Am Ende hatte NIDS mehr Fragen als Antworten. Der Fall blieb ungelöst, und Bigelow entschied, das Projekt bis auf weiteres auf Eis zu legen. Er wollte nun herausfinden, ob andernorts in den USA oder in der Welt Vergleichbares geschah und ob es sich lohnen würde, seine Forschung dorthin zu verlegen.
Also lud er den Journalisten George Knapp, der für den Sender KLAS-TV in Las Vegas, arbeitet, auf die Ranch ein. Zusammen mit Colm Kelleher schrieb Knapp schliesslich ein Buch über die Ereignisse. Es erschien 2005 und ist seit diesem Jahr auch auf Deutsch erhältlich.

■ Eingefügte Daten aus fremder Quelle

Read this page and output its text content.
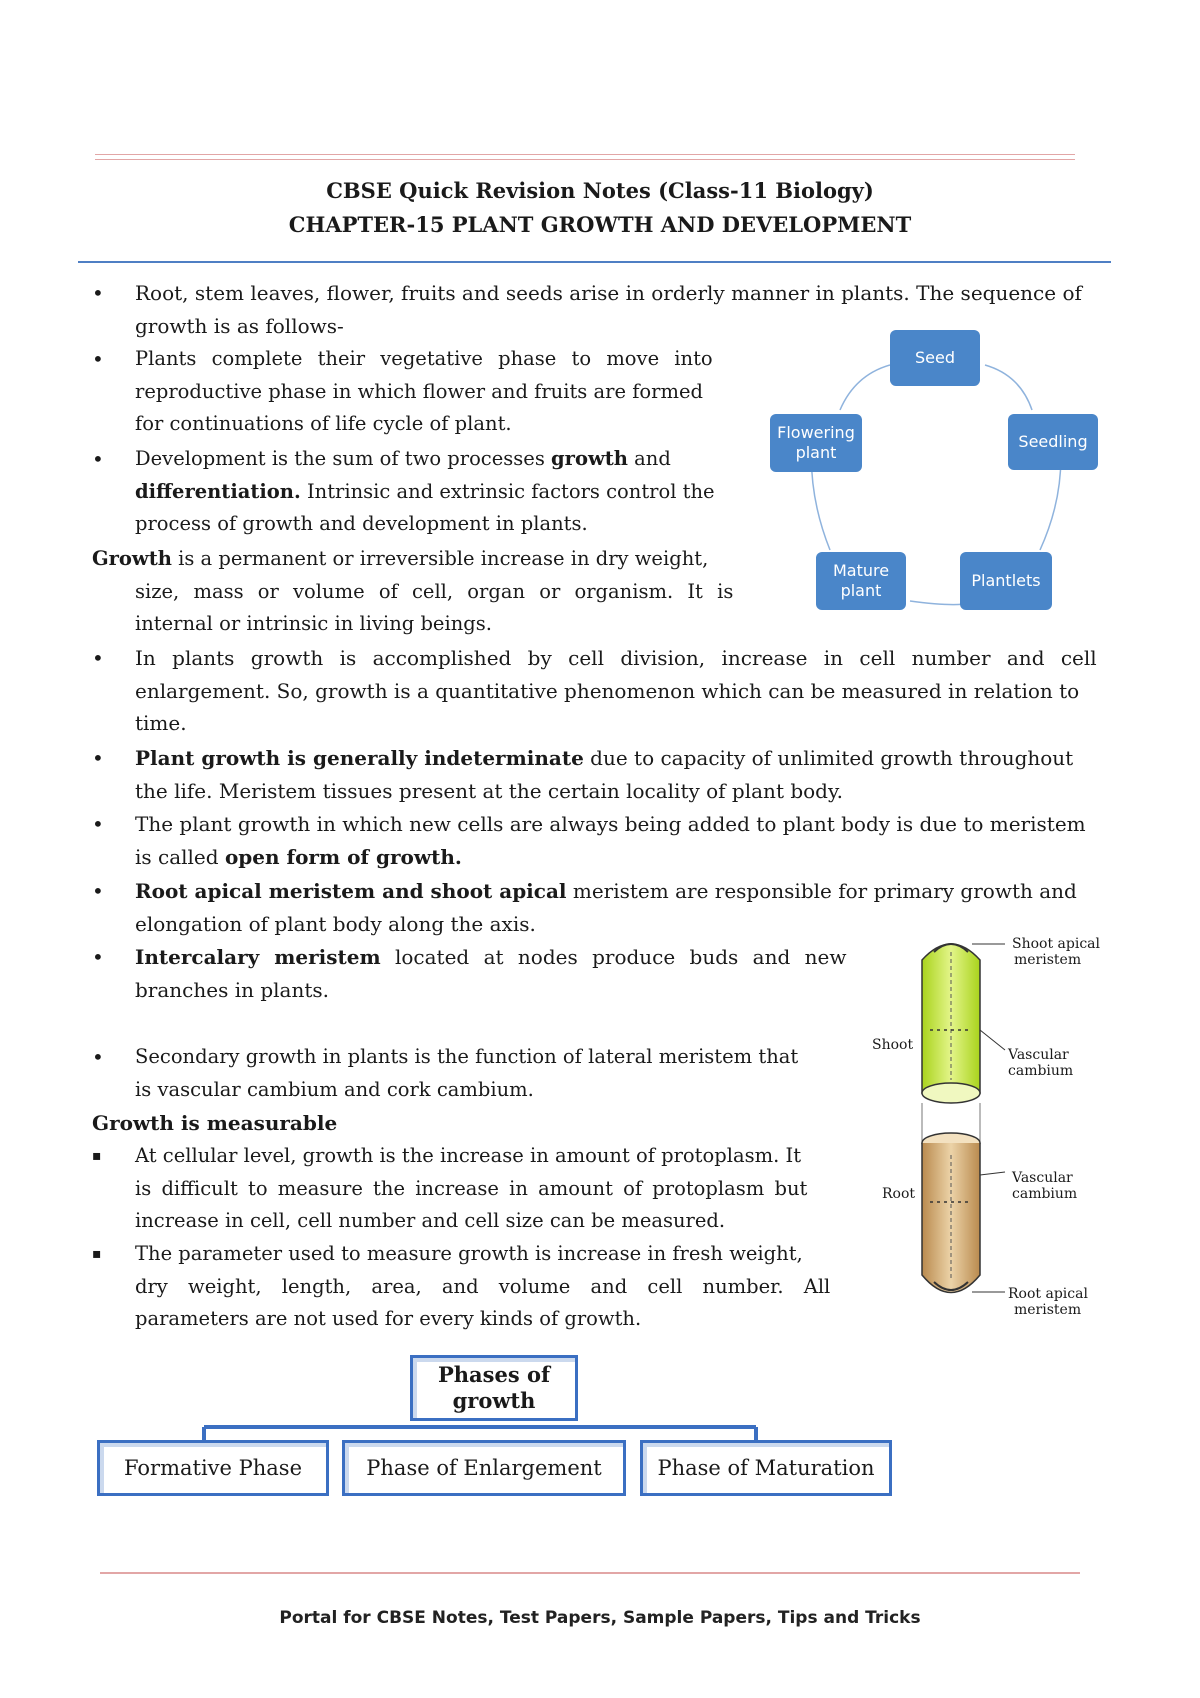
CBSE Quick Revision Notes (Class-11 Biology)
CHAPTER-15 PLANT GROWTH AND DEVELOPMENT
• Root, stem leaves, flower, fruits and seeds arise in orderly manner in plants. The sequence of
growth is as follows-
• Plants complete their vegetative phase to move into
reproductive phase in which flower and fruits are formed
for continuations of life cycle of plant.
• Development is the sum of two processes growth and
differentiation. Intrinsic and extrinsic factors control the
process of growth and development in plants.
Growth is a permanent or irreversible increase in dry weight,
size, mass or volume of cell, organ or organism. It is
internal or intrinsic in living beings.
Seed
Seedling
Plantlets
Mature
plant
Flowering
plant
• In plants growth is accomplished by cell division, increase in cell number and cell
enlargement. So, growth is a quantitative phenomenon which can be measured in relation to
time.
• Plant growth is generally indeterminate due to capacity of unlimited growth throughout
the life. Meristem tissues present at the certain locality of plant body.
• The plant growth in which new cells are always being added to plant body is due to meristem
is called open form of growth.
• Root apical meristem and shoot apical meristem are responsible for primary growth and
elongation of plant body along the axis.
• Intercalary meristem located at nodes produce buds and new
branches in plants.
• Secondary growth in plants is the function of lateral meristem that
is vascular cambium and cork cambium.
Growth is measurable
▪ At cellular level, growth is the increase in amount of protoplasm. It
is difficult to measure the increase in amount of protoplasm but
increase in cell, cell number and cell size can be measured.
▪ The parameter used to measure growth is increase in fresh weight,
dry weight, length, area, and volume and cell number. All
parameters are not used for every kinds of growth.
Shoot apical
meristem
Shoot
Vascular
cambium
Root
Vascular
cambium
Root apical
meristem
Phases of
growth
Formative Phase	Phase of Enlargement	Phase of Maturation
Portal for CBSE Notes, Test Papers, Sample Papers, Tips and Tricks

«Hunt for the Skinwalker» ist das Standardwerk über NIDS und die Sherman-Ranch und stösst bis heute auf grosse Resonanz – sowohl bei UFO-Interessierten, die den Skinwalker-Fall aufgrund der vielen involvierten Wissenschaftlern als eines der glaubwürdigsten UFO-Ereignisse betrachten, als auch bei Skeptikern, die das Ganze als Paradebeispiel für pseudowissenschaftliche Studien abtun. Sie kritisieren zurecht, dass trotz zahlreicher angeblicher Sichtungen auf der Ranch bis heute keine Beweise veröffentlicht wurden, die eine unabhängige Untersuchung erlauben würden.
Die Hoffnung von Bigelow, durch das Buch auf ähnliche Orte zu stossen, erfüllte sich jedoch nur teilweise. Es gibt zwar zahlreiche Gebiete auf der Welt, aus denen Vergleichbares gemeldet wird – etwa das Hessdalen-Tal in Norwegen, doch in Sachen Frequenz und Bandbreite der Phänomene scheint nichts an die Skinwalker-Ranch heranzureichen. Und dort froren die Aktivitäten ein, zumindest vorübergehend.

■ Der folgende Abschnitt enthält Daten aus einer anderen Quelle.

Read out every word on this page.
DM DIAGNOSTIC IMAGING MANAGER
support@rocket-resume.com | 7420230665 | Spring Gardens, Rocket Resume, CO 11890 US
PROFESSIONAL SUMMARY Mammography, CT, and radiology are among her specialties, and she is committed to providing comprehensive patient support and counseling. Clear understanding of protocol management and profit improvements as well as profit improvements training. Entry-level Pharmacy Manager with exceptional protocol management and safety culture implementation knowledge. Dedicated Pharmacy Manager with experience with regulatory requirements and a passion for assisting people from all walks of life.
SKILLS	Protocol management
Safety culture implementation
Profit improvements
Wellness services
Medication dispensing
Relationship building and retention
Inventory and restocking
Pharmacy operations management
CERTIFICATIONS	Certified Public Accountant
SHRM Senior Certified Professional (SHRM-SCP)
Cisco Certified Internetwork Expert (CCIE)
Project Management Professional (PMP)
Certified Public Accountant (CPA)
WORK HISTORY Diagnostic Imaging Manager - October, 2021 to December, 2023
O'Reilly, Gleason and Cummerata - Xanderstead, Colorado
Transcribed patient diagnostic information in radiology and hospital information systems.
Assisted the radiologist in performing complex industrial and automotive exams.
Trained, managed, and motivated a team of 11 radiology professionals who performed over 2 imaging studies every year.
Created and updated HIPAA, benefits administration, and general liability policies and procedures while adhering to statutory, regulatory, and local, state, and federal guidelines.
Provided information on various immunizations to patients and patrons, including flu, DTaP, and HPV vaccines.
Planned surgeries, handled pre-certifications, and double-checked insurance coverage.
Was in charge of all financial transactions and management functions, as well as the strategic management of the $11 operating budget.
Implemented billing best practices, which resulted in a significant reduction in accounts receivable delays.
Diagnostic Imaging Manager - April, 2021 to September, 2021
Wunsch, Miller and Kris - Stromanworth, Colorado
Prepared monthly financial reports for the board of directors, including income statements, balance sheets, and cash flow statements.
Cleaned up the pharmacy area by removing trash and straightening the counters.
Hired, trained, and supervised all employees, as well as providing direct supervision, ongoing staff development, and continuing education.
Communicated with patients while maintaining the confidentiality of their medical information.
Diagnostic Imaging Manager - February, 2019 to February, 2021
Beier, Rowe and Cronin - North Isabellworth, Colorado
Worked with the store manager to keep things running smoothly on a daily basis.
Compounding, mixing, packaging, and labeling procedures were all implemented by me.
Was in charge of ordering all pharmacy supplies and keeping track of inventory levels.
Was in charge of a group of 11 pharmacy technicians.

«Es schien, als müsste jemand auf der Ranch sein, damit überhaupt etwas Ungewöhnliches geschah» sagt Bruce Cornet. «Ich glaube, diese Meinung war Konsens bei NIDS. Viele glaubten auch, dass es eine Wechselwirkung gab zwischen den Interessen und Absichten der Menschen auf der Ranch und dem Auftreten der Phänomene.»
Das National Institute for Discovery Science war zu Ende, doch nur wenige Jahre später wurde es reanimiert – unter neuem Namen. Und statt Bigelow zahlte nun das Pentagon die Rechnungen.